A similar codes can also be found in the notes Data Loading and Storage

with Pandas and Pandas Data Wrangling, Aggregation and Group

Operations.

2. You may find that there exists some rows in the df dataframe consisting

a lot of NaN. Remove those rows.

3. Remove the column 'Earnings'.

4. The 6

th to the last columns are all in char format which contains 'B', 'M',

'K', '%', '-' and ','. Write a function to clean the data and convert all to

float or int format whichever is appropriate.

5. Obtain a histogram of stock prices using the code

df. .hist(bins=100,alpha=0.3,color='k',normed=True).

However, the graph consists of one bar which is not normal given that

we have over 7,000 stocks. So we consider only stock prices less than

150 and re-produce the histogram.

6. Obtain a horizontal bar chart of the average prices per Sector.

7. Obtain a horizontal bar chart of the top 30 average prices of the top 20

priced stocks per industry.

8. Obtain a horizontal bar chart of the average prices per financial industry.

Ignoring the largest industry.

9. Since the industry property casualty insurers has the highest average

price in the finance sector, obtain a horizontal bar chart of the top 50

highest selling stock prices of property casualty insurers.

Ignoring the largest one.

10. Create variables to locate stocks which sells below their sector averages

on PE, PEG, PS, PB and Price respectively.

11. Create variables to locate stocks which sells below their industry

averages on PE, PEG, PS, PB and Price respectively.

12. Question 9 and 10 altogether define 10 simplifying criteria for an

undervalued stock. Create an index to determine the number of criteria

each stock satisfies. We call this index a relative_value_index.

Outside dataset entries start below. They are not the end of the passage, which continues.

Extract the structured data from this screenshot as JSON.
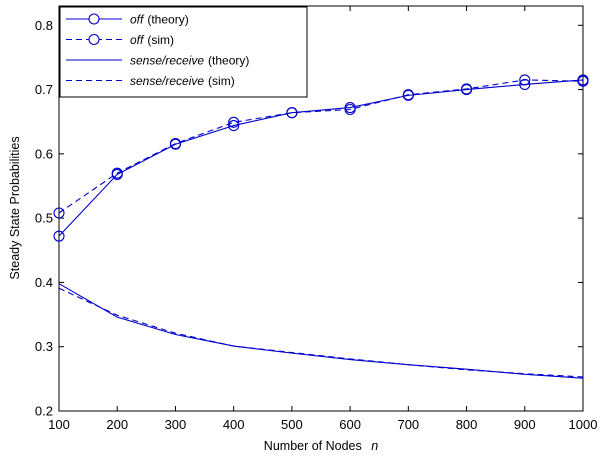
{
  "chart_data": {
    "type": "line",
    "title": "",
    "xlabel": "Number of Nodes",
    "xlabel_symbol": "n",
    "ylabel": "Steady State Probabilities",
    "xlim": [
      100,
      1000
    ],
    "ylim": [
      0.2,
      0.83
    ],
    "xticks": [
      100,
      200,
      300,
      400,
      500,
      600,
      700,
      800,
      900,
      1000
    ],
    "yticks": [
      0.2,
      0.3,
      0.4,
      0.5,
      0.6,
      0.7,
      0.8
    ],
    "grid": false,
    "legend_position": "top-left",
    "color": "#0000cc",
    "x": [
      100,
      200,
      300,
      400,
      500,
      600,
      700,
      800,
      900,
      1000
    ],
    "series": [
      {
        "name": "off",
        "name_suffix": "(theory)",
        "line": "solid",
        "marker": "circle",
        "values": [
          0.472,
          0.568,
          0.615,
          0.644,
          0.664,
          0.672,
          0.691,
          0.7,
          0.708,
          0.715
        ]
      },
      {
        "name": "off",
        "name_suffix": "(sim)",
        "line": "dashed",
        "marker": "circle",
        "values": [
          0.508,
          0.57,
          0.616,
          0.649,
          0.664,
          0.669,
          0.692,
          0.701,
          0.715,
          0.713
        ]
      },
      {
        "name": "sense/receive",
        "name_suffix": "(theory)",
        "line": "solid",
        "marker": "none",
        "values": [
          0.398,
          0.346,
          0.319,
          0.301,
          0.29,
          0.28,
          0.272,
          0.265,
          0.257,
          0.251
        ]
      },
      {
        "name": "sense/receive",
        "name_suffix": "(sim)",
        "line": "dashed",
        "marker": "none",
        "values": [
          0.391,
          0.349,
          0.321,
          0.301,
          0.291,
          0.281,
          0.272,
          0.264,
          0.258,
          0.253
        ]
      }
    ]
  }
}
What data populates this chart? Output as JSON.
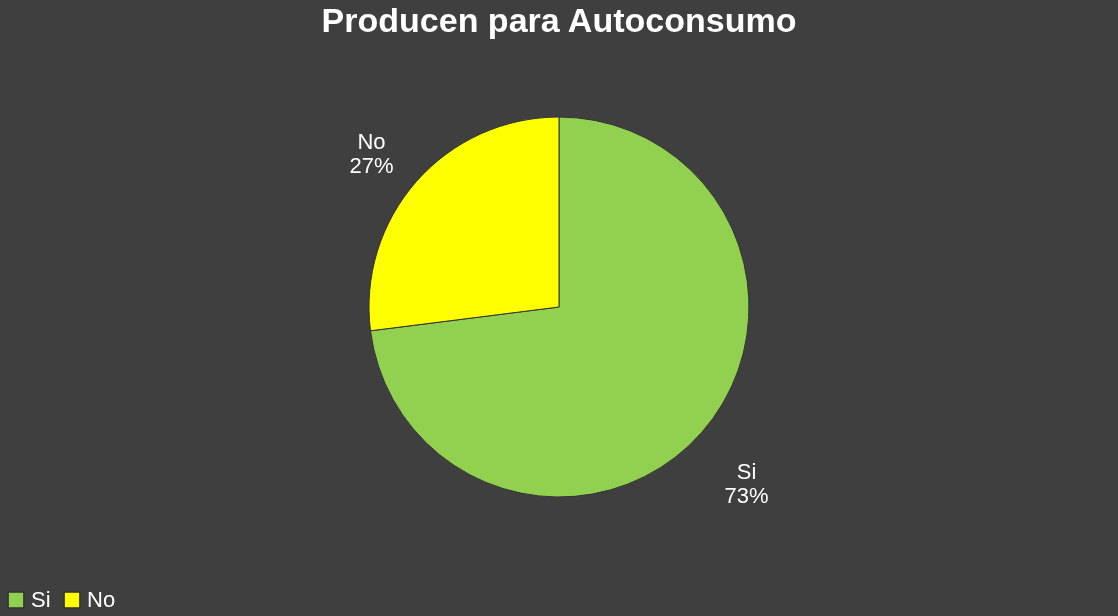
{
  "chart_data": {
    "type": "pie",
    "title": "Producen para Autoconsumo",
    "categories": [
      "Si",
      "No"
    ],
    "values": [
      73,
      27
    ],
    "colors": [
      "#92d050",
      "#ffff00"
    ],
    "value_labels": [
      "73%",
      "27%"
    ],
    "legend": "bottom"
  }
}
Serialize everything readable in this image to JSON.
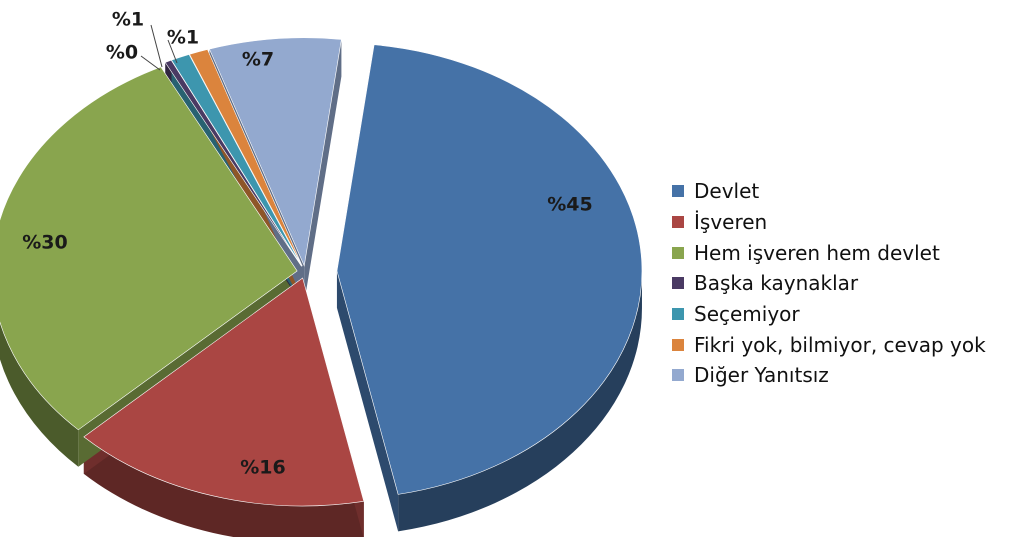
{
  "chart_data": {
    "type": "pie",
    "categories": [
      "Devlet",
      "İşveren",
      "Hem işveren hem devlet",
      "Başka kaynaklar",
      "Seçemiyor",
      "Fikri yok, bilmiyor, cevap yok",
      "Diğer Yanıtsız"
    ],
    "values": [
      45,
      16,
      30,
      0,
      1,
      1,
      7
    ],
    "data_labels": [
      "%45",
      "%16",
      "%30",
      "%0",
      "%1",
      "%1",
      "%7"
    ],
    "colors": [
      "#4572A7",
      "#AA4643",
      "#89A54E",
      "#4A3A63",
      "#3D96AE",
      "#DB843D",
      "#93A9CF"
    ],
    "title": "",
    "legend_position": "right",
    "style": "3d-exploded"
  }
}
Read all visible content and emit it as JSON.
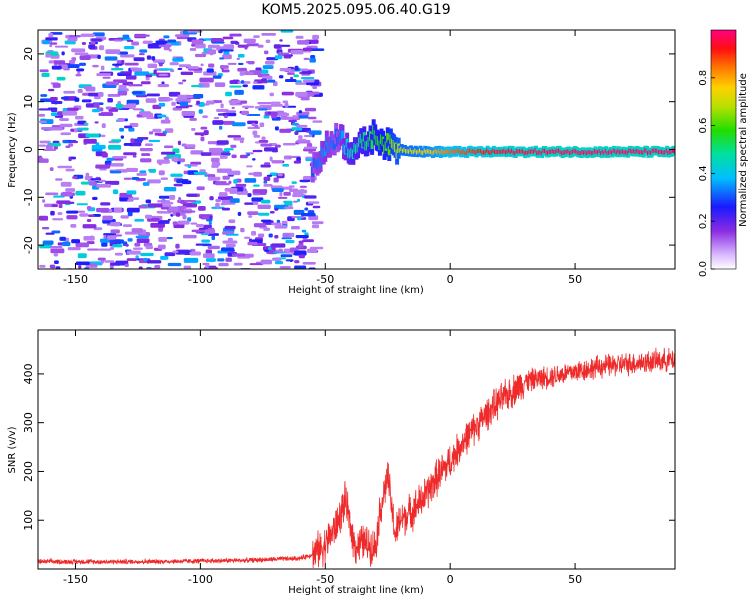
{
  "title": "KOM5.2025.095.06.40.G19",
  "colors": {
    "snr_line": "#ee2a2a",
    "axis": "#000000"
  },
  "chart_data": [
    {
      "type": "heatmap",
      "title": "KOM5.2025.095.06.40.G19",
      "xlabel": "Height of straight line (km)",
      "ylabel": "Frequency (Hz)",
      "xlim": [
        -165,
        90
      ],
      "ylim": [
        -25,
        25
      ],
      "xticks": [
        -150,
        -100,
        -50,
        0,
        50
      ],
      "yticks": [
        -20,
        -10,
        0,
        10,
        20
      ],
      "colorbar": {
        "label": "Normalized spectral amplitude",
        "range": [
          0,
          1
        ],
        "ticks": [
          "0.0",
          "0.2",
          "0.4",
          "0.6",
          "0.8"
        ],
        "tick_values": [
          0,
          0.2,
          0.4,
          0.6,
          0.8
        ],
        "colormap": "rainbow (violet-blue-cyan-green-yellow-orange-red-magenta)"
      },
      "noise_region": {
        "x": [
          -165,
          -55
        ],
        "amplitude": [
          0.1,
          0.45
        ]
      },
      "signal_ridge": [
        {
          "x": -55,
          "y": -4,
          "amplitude": 0.3
        },
        {
          "x": -50,
          "y": 0,
          "amplitude": 0.35
        },
        {
          "x": -45,
          "y": 3,
          "amplitude": 0.3
        },
        {
          "x": -40,
          "y": 0,
          "amplitude": 0.45
        },
        {
          "x": -35,
          "y": 1,
          "amplitude": 0.5
        },
        {
          "x": -30,
          "y": 3,
          "amplitude": 0.55
        },
        {
          "x": -25,
          "y": 1,
          "amplitude": 0.6
        },
        {
          "x": -20,
          "y": 0,
          "amplitude": 0.7
        },
        {
          "x": -10,
          "y": -0.5,
          "amplitude": 0.75
        },
        {
          "x": 0,
          "y": -0.5,
          "amplitude": 0.85
        },
        {
          "x": 20,
          "y": -0.5,
          "amplitude": 0.95
        },
        {
          "x": 50,
          "y": -0.5,
          "amplitude": 0.98
        },
        {
          "x": 90,
          "y": -0.5,
          "amplitude": 0.98
        }
      ]
    },
    {
      "type": "line",
      "xlabel": "Height of straight line (km)",
      "ylabel": "SNR (v/v)",
      "xlim": [
        -165,
        90
      ],
      "ylim": [
        0,
        490
      ],
      "xticks": [
        -150,
        -100,
        -50,
        0,
        50
      ],
      "yticks": [
        100,
        200,
        300,
        400
      ],
      "series": [
        {
          "x": [
            -165,
            -120,
            -80,
            -60,
            -55,
            -50,
            -45,
            -42,
            -40,
            -38,
            -35,
            -30,
            -28,
            -25,
            -22,
            -20,
            -15,
            -10,
            -5,
            0,
            5,
            10,
            15,
            20,
            25,
            30,
            40,
            50,
            60,
            70,
            80,
            90
          ],
          "y": [
            15,
            15,
            18,
            22,
            30,
            50,
            95,
            140,
            90,
            45,
            55,
            45,
            120,
            190,
            70,
            100,
            120,
            150,
            190,
            220,
            260,
            290,
            320,
            345,
            365,
            385,
            395,
            405,
            415,
            420,
            425,
            430
          ]
        }
      ]
    }
  ]
}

13. Besides the relative_value_index, suppose that other criteria for

identifying an undervalued stock are as follows:

a) Price per share is between $20 and $100

b) Volume must be greater than 10,000

c) Positive earnings per share and positive projected earnings per share

d) Total debt to equity ratio less than 0.5

e) Beta less than 1.5

f) Institutional ownership less than 30 percent

g) Relative valuation index values greater than 8

Identify stocks in the dataset that satisfies the stated criteria.

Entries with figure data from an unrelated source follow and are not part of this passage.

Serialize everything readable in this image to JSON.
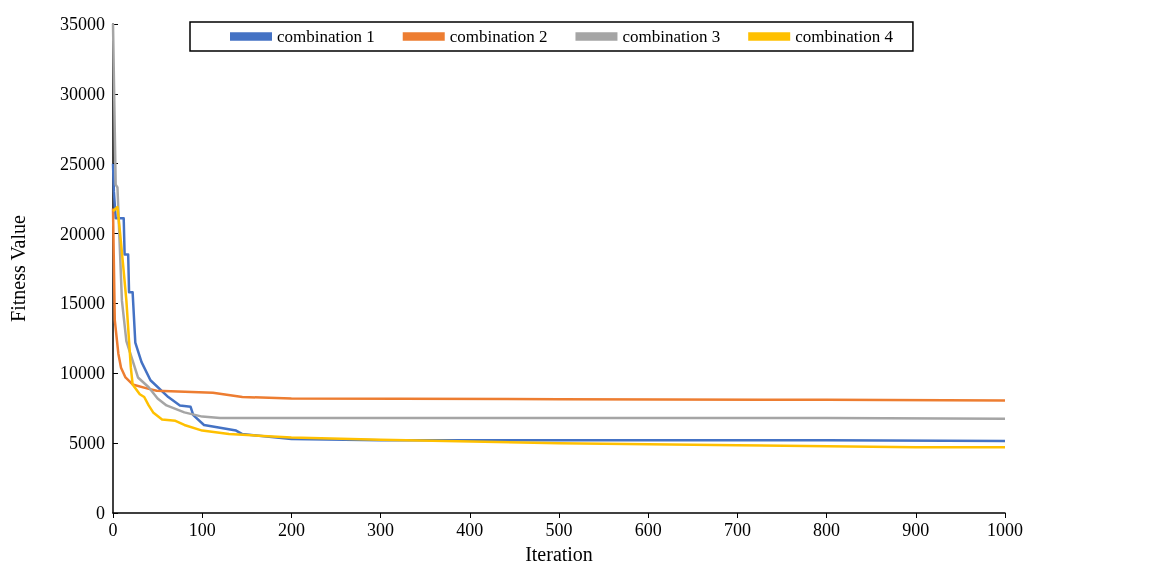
{
  "chart_data": {
    "type": "line",
    "xlabel": "Iteration",
    "ylabel": "Fitness Value",
    "xlim": [
      0,
      1000
    ],
    "xticks": [
      0,
      100,
      200,
      300,
      400,
      500,
      600,
      700,
      800,
      900,
      1000
    ],
    "ylim": [
      0,
      35000
    ],
    "yticks": [
      0,
      5000,
      10000,
      15000,
      20000,
      25000,
      30000,
      35000
    ],
    "grid": false,
    "legend": "top",
    "marker": "none",
    "line_style": "solid",
    "series": [
      {
        "name": "combination 1",
        "color": "#4472c4",
        "x": [
          0,
          1,
          3,
          12,
          13,
          17,
          18,
          22,
          25,
          32,
          42,
          62,
          75,
          87,
          90,
          102,
          138,
          145,
          200,
          300,
          500,
          800,
          1000
        ],
        "values": [
          25000,
          23000,
          21100,
          21100,
          18500,
          18500,
          15800,
          15800,
          12200,
          10800,
          9500,
          8300,
          7700,
          7600,
          7000,
          6300,
          5900,
          5650,
          5300,
          5200,
          5200,
          5200,
          5150
        ]
      },
      {
        "name": "combination 2",
        "color": "#ed7d31",
        "x": [
          0,
          2,
          6,
          9,
          14,
          22,
          39,
          49,
          112,
          145,
          200,
          500,
          800,
          1000
        ],
        "values": [
          21800,
          13800,
          11400,
          10400,
          9700,
          9200,
          8900,
          8750,
          8600,
          8300,
          8200,
          8150,
          8100,
          8050
        ]
      },
      {
        "name": "combination 3",
        "color": "#a5a5a5",
        "x": [
          0,
          3,
          5,
          10,
          15,
          22,
          28,
          40,
          50,
          60,
          80,
          100,
          120,
          500,
          800,
          1000
        ],
        "values": [
          35000,
          23500,
          23300,
          15200,
          12300,
          10900,
          9700,
          9000,
          8200,
          7700,
          7200,
          6900,
          6800,
          6800,
          6800,
          6750
        ]
      },
      {
        "name": "combination 4",
        "color": "#ffc000",
        "x": [
          0,
          5,
          8,
          12,
          15,
          18,
          20,
          22,
          30,
          35,
          40,
          45,
          55,
          70,
          80,
          100,
          130,
          200,
          300,
          500,
          700,
          900,
          1000
        ],
        "values": [
          21600,
          21900,
          20000,
          17300,
          15200,
          12300,
          10400,
          9200,
          8500,
          8300,
          7700,
          7200,
          6700,
          6600,
          6300,
          5900,
          5650,
          5400,
          5250,
          5000,
          4850,
          4700,
          4700
        ]
      }
    ]
  }
}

Question 3 understanding and revising alien codes (20 marks)

The website https://www.pyimagesearch.com/2017/07/17/credit-card-ocrwith-opencv-and-python/

describes a program which can read the numbers

shown on a credit card.

Basically the steps are as follows:

1. Given images of the digits 0,1,2,3,4,5,6,7,8,9, we change to gray scale

and cv2 has a function to identify contour of these digits. The contour

of these digits act as a set of reference contours.

2. Since the digits are appeared in a group of 4 in a rectangular box and

each digit is in a square box, we specify dimension of a rectangular box

and that of a square box. These dimensions help to identify positions

where the group of digits are.

3. Given a credit card image, the strategy is to change it to a gray scale.

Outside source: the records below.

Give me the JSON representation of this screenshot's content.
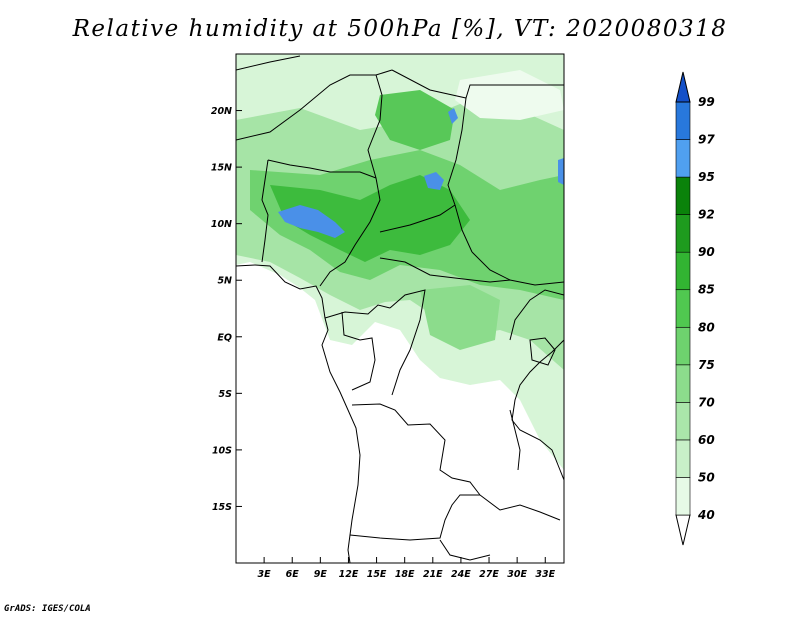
{
  "title": "Relative humidity at 500hPa [%], VT: 2020080318",
  "credit": "GrADS: IGES/COLA",
  "map": {
    "lon_range": [
      0,
      35
    ],
    "lat_range": [
      -20,
      25
    ],
    "lon_ticks": [
      "3E",
      "6E",
      "9E",
      "12E",
      "15E",
      "18E",
      "21E",
      "24E",
      "27E",
      "30E",
      "33E"
    ],
    "lon_tick_values": [
      3,
      6,
      9,
      12,
      15,
      18,
      21,
      24,
      27,
      30,
      33
    ],
    "lat_ticks": [
      "20N",
      "15N",
      "10N",
      "5N",
      "EQ",
      "5S",
      "10S",
      "15S"
    ],
    "lat_tick_values": [
      20,
      15,
      10,
      5,
      0,
      -5,
      -10,
      -15
    ],
    "field": "relative humidity",
    "level": "500hPa",
    "units": "%"
  },
  "colorbar": {
    "levels": [
      "40",
      "50",
      "60",
      "70",
      "75",
      "80",
      "85",
      "90",
      "92",
      "95",
      "97",
      "99"
    ],
    "colors": [
      "#ffffff",
      "#e6fae6",
      "#c8f0c8",
      "#aae6aa",
      "#8cdc8c",
      "#6ed26e",
      "#50c850",
      "#32b432",
      "#1e9b1e",
      "#0a820a",
      "#50a0f0",
      "#2878dc",
      "#1450c8"
    ]
  }
}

Since the digits are in a bright color, cv2 has a set of functions to spur

the image so that areas of continuous light color that conforms to the

given box dimensions can be identified.

4. For each identified area, use the cv2 contour function again to identify

contour of digits in the area.

5. For each digit from left to right, scores are given in a template matching

to the reference contours to find the matching digit.

A program ocr_template_match.py, digit images OCR-A_reference.png and

the credit card image card_image.png are given for your study.

Unfortunately, the program cannot read AMEX card Hilton-honors1.png. A

special set of reference digits AMEX_reference.png is created. This exercise

is to change the existing program to read this AMEX card.